Am Bahnhof Grunewald im Westen Berlins erinnert das Mahnmal Gleis 17 an die tausenden Juden, die von diesem Gleis mit Zügen der Deutsche Reichsbahn aus Berlin deportiert wurden. (Quelle: Annika)
Am Bahnhof Grunewald im Westen Berlins erinnert das Mahnmal Gleis 17 an die tausenden Juden, die von diesem Gleis mit Zügen der Deutsche Reichsbahn aus Berlin deportiert wurden. (Quelle: Annika)

Auch die Existenz des jüdischen Staates Israel wird geleugnet, Palästina werde durch diesen Holocaust damit von den „Okkupanten“ befreit. „In dem Schreiben wird also nicht nur der Holocaust geleugnet, sondern vielmehr die wirkliche Vernichtung der Juden herbeigesehnt“, analysiert Imke Kummer, Antisemitismus-Expertin bei der Amadeu Antonio Stiftung. „Diesen antisemitischen Hass müssen wir ernst nehmen“, fordert sie. „Er steht für das immense Gewaltpotenzial im Antisemitismus: ‚Die Juden‘ werden als das absolut Böse dargestellt, gegen das es sich zu wehren gelte. Damit ist die Gewalt und der Vernichtungswunsch im antisemitischen Weltbild schon angelegt: Das Böse muss ausgelöscht werden, um die Menschheit von dieser ‚Bedrohung‘ zu befreien“, so Imke Kummer.

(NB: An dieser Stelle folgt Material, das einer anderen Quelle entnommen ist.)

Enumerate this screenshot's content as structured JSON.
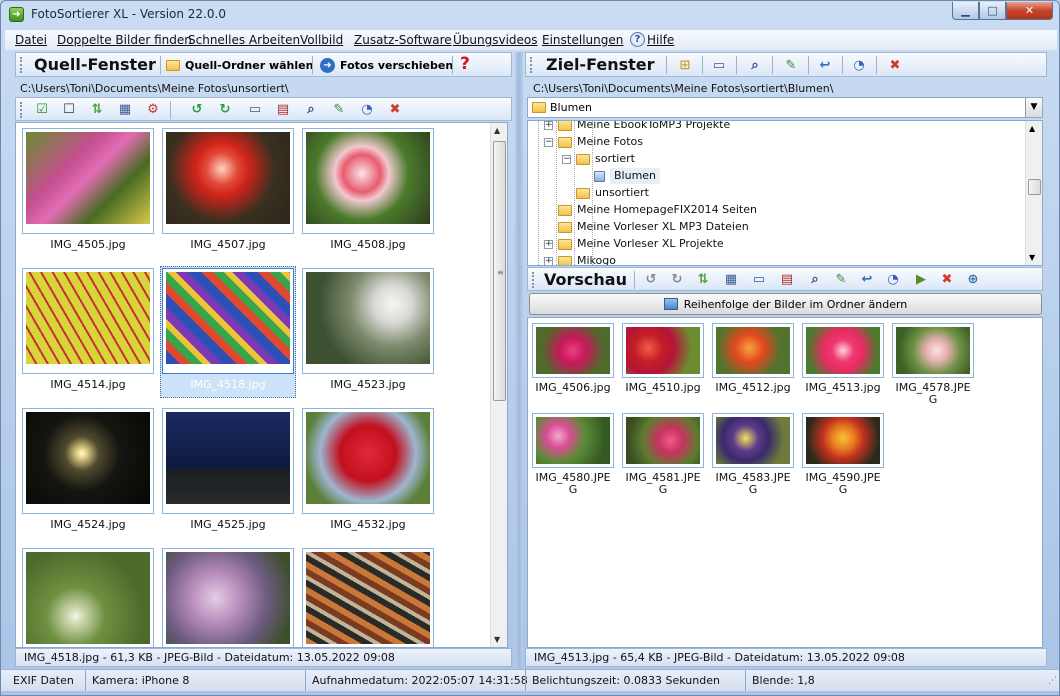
{
  "window": {
    "title": "FotoSortierer XL - Version 22.0.0"
  },
  "menu": [
    {
      "label": "Datei"
    },
    {
      "label": "Doppelte Bilder finden"
    },
    {
      "label": "Schnelles Arbeiten"
    },
    {
      "label": "Vollbild"
    },
    {
      "label": "Zusatz-Software"
    },
    {
      "label": "Übungsvideos"
    },
    {
      "label": "Einstellungen"
    },
    {
      "label": "Hilfe"
    }
  ],
  "source": {
    "title": "Quell-Fenster",
    "choose_folder_label": "Quell-Ordner wählen",
    "move_label": "Fotos verschieben",
    "path": "C:\\Users\\Toni\\Documents\\Meine Fotos\\unsortiert\\",
    "thumbs": [
      {
        "name": "IMG_4505.jpg",
        "bg": "linear-gradient(135deg,#6a8d2f,#c2508f 35%,#e36cb3 50%,#496b21 70%,#d7c84a)"
      },
      {
        "name": "IMG_4507.jpg",
        "bg": "radial-gradient(circle at 45% 40%,#ffd2c0 0,#e24a3a 18%,#d2231b 30%,#39301f 60%,#2a261d)"
      },
      {
        "name": "IMG_4508.jpg",
        "bg": "radial-gradient(circle at 45% 45%,#fbe2e6 0,#e85c6f 22%,#f0c8cf 32%,#4b7a2b 55%,#2c3c1f)"
      },
      {
        "name": "IMG_4514.jpg",
        "bg": "repeating-linear-gradient(60deg,#d7d53a 0 8px,#c63131 8px 10px),linear-gradient(#c9c33a,#8aa233)"
      },
      {
        "name": "IMG_4518.jpg",
        "bg": "repeating-linear-gradient(45deg,#2f4fb8 0 10px,#e0492f 10px 18px,#36a64b 18px 26px,#f1c13a 26px 32px,#7a3ab3 32px 40px)"
      },
      {
        "name": "IMG_4523.jpg",
        "bg": "radial-gradient(circle at 70% 35%,#f6f6f4 0,#d8d8d3 18%,#7e8b6d 40%,#3d5031 70%),#3b4d2d"
      },
      {
        "name": "IMG_4524.jpg",
        "bg": "radial-gradient(circle at 45% 45%,#fffbe8 0,#e9d68a 5%,#514b2e 20%,#141410 45%,#070705)"
      },
      {
        "name": "IMG_4525.jpg",
        "bg": "linear-gradient(#1b2b62,#0e1a40 60%,#1a1d22 62%,#272b2c)"
      },
      {
        "name": "IMG_4532.jpg",
        "bg": "radial-gradient(circle at 50% 45%,#e3283a 0,#c2101f 35%,#9db6d0 60%,#5c7f3a 80%)"
      },
      {
        "name": "",
        "bg": "radial-gradient(circle at 40% 70%,#f4f4ee 0,#cfd8b2 8%,#6f9040 30%,#4c6a2c 70%)"
      },
      {
        "name": "",
        "bg": "radial-gradient(circle at 40% 50%,#e6cde6 0,#b48ab8 30%,#6b5a7e 60%,#3c4f2a 90%)"
      },
      {
        "name": "",
        "bg": "repeating-linear-gradient(30deg,#c9783a 0 6px,#2a2a26 6px 12px,#c0b59a 12px 16px,#7a3b20 16px 22px)"
      }
    ],
    "status": "IMG_4518.jpg - 61,3 KB - JPEG-Bild - Dateidatum: 13.05.2022 09:08"
  },
  "target": {
    "title": "Ziel-Fenster",
    "path": "C:\\Users\\Toni\\Documents\\Meine Fotos\\sortiert\\Blumen\\",
    "combo_value": "Blumen",
    "tree": [
      {
        "label": "Meine EbookToMP3 Projekte",
        "level": 2,
        "exp": "+"
      },
      {
        "label": "Meine Fotos",
        "level": 2,
        "exp": "-"
      },
      {
        "label": "sortiert",
        "level": 3,
        "exp": "-"
      },
      {
        "label": "Blumen",
        "level": 4,
        "exp": ""
      },
      {
        "label": "unsortiert",
        "level": 3,
        "exp": ""
      },
      {
        "label": "Meine HomepageFIX2014 Seiten",
        "level": 2,
        "exp": ""
      },
      {
        "label": "Meine Vorleser XL MP3 Dateien",
        "level": 2,
        "exp": ""
      },
      {
        "label": "Meine Vorleser XL Projekte",
        "level": 2,
        "exp": "+"
      },
      {
        "label": "Mikogo",
        "level": 2,
        "exp": "+"
      }
    ]
  },
  "preview": {
    "title": "Vorschau",
    "reorder_label": "Reihenfolge der Bilder im Ordner ändern",
    "thumbs": [
      {
        "name": "IMG_4506.jpg",
        "bg": "radial-gradient(circle at 50% 50%,#ec3f7e 0,#c6185a 30%,#4f6a2a 70%)"
      },
      {
        "name": "IMG_4510.jpg",
        "bg": "radial-gradient(circle at 30% 45%,#f25a4b 0,#c21d25 25%,#b5143a 45%,#6c8d2f 75%)"
      },
      {
        "name": "IMG_4512.jpg",
        "bg": "radial-gradient(circle at 45% 45%,#f7a33a 0,#e2471f 30%,#52742f 65%)"
      },
      {
        "name": "IMG_4513.jpg",
        "bg": "radial-gradient(circle at 50% 50%,#ffd1de 0,#ee3a6f 25%,#e82b61 45%,#4d7a2e 80%)"
      },
      {
        "name": "IMG_4578.JPEG",
        "bg": "radial-gradient(circle at 55% 50%,#fbe2e2 0,#e8b1b1 22%,#6d9145 50%,#3e6126 80%)"
      },
      {
        "name": "IMG_4580.JPEG",
        "bg": "radial-gradient(circle at 30% 40%,#f4a8cf 0,#d94e95 20%,#5b8b35 45%,#355a21 80%)"
      },
      {
        "name": "IMG_4581.JPEG",
        "bg": "radial-gradient(circle at 60% 50%,#ef5b8a 0,#c8325f 25%,#5d7c2f 55%,#3a4d21 85%)"
      },
      {
        "name": "IMG_4583.JPEG",
        "bg": "radial-gradient(circle at 40% 45%,#f5e45a 0,#5c3c8a 25%,#3a2a6a 45%,#6d7b3d 75%)"
      },
      {
        "name": "IMG_4590.JPEG",
        "bg": "radial-gradient(circle at 50% 45%,#fbc23a 0,#e77c1f 25%,#c2321f 45%,#2a2a1c 80%)"
      }
    ],
    "status": "IMG_4513.jpg - 65,4 KB - JPEG-Bild - Dateidatum: 13.05.2022 09:08"
  },
  "exif": {
    "label": "EXIF Daten",
    "camera": "Kamera: iPhone 8",
    "date": "Aufnahmedatum: 2022:05:07 14:31:58",
    "exposure": "Belichtungszeit: 0.0833 Sekunden",
    "aperture": "Blende: 1,8"
  },
  "colors": {
    "accent": "#2f6fbf",
    "selection": "#cce2f8"
  }
}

Im Schreiben werden weitere Anschläge gegen solch „ehrlosen Schandmale“, gemeint sind hier vermutlich Holocaust-Gedenkorte, angekündigt. Diese konkrete Ankündigung weiterer antisemitischer Anschläge fällt in eine Zeit, in der es täglich zu antisemitischen Vorfällen kommt und Beratungsstellen eine Zunahme antisemitischer Gewalttaten verzeichnen.

Im offensichtlich Abstrusen die Gefahr ernst nehmen

Auch wenn der Text an sich schwer verständlich und wirr ist, so zeugt er davon, „wie brandgefährlich solche vermeintlich ‘wirr‘ anmutenden antisemitischen Verschwörungserzählungen sind“, so die Antisemitismus-Expertin. Auch die Amadeu Antonio Stiftung und Belltower.News bekommt in regelmäßigen Abständen E-Mails mit wahnhaftem antisemitischen Gefasel. Hier wird mal behauptet, Zionist*innen seien die eigentlichen Nazis – weil in NAtional ZIonisten das Wort Nazi stecke, das Judentum sei eigentlich eine Partei, und Jüdinnen und Juden würden Politik, Medien und Universitäten kontrollieren. Es sind allesamt alte antisemitische Erzählungen. Wie weit verbreitet dieser wahnhafte Antisemitismus in der Bevölkerung ist, darüber lässt sich nur spekulieren, er dürfte jedoch verbreiteter sein, als so manche*r denkt. Hier scheinen Menschen am Werk, die von einem Aufklärungsgedanken getrieben werden und ihre antisemitischen Wahnvorstellungen in großen Mail-Verteilern an Redaktionen und Organisationen verschicken.

Vielleicht mag man als Leser*in solch wirrer Texte dazu tendieren, die Verfasser zu pathologisieren und sie als Spinnerei abzutun. Doch die antisemitischen Wahnvorstellungen von unter anderem dem Attentätern aus Halle zeigen, wie weit der Hass auf Jüdinnen*Juden führen kann. Der Angriff auf das Mahnmal „Gleis 17“ am Bahnhof Grunewald sollte uns eine Warnung sein.

Bleibt zu hoffen, dass der Täter bald gefasst wird.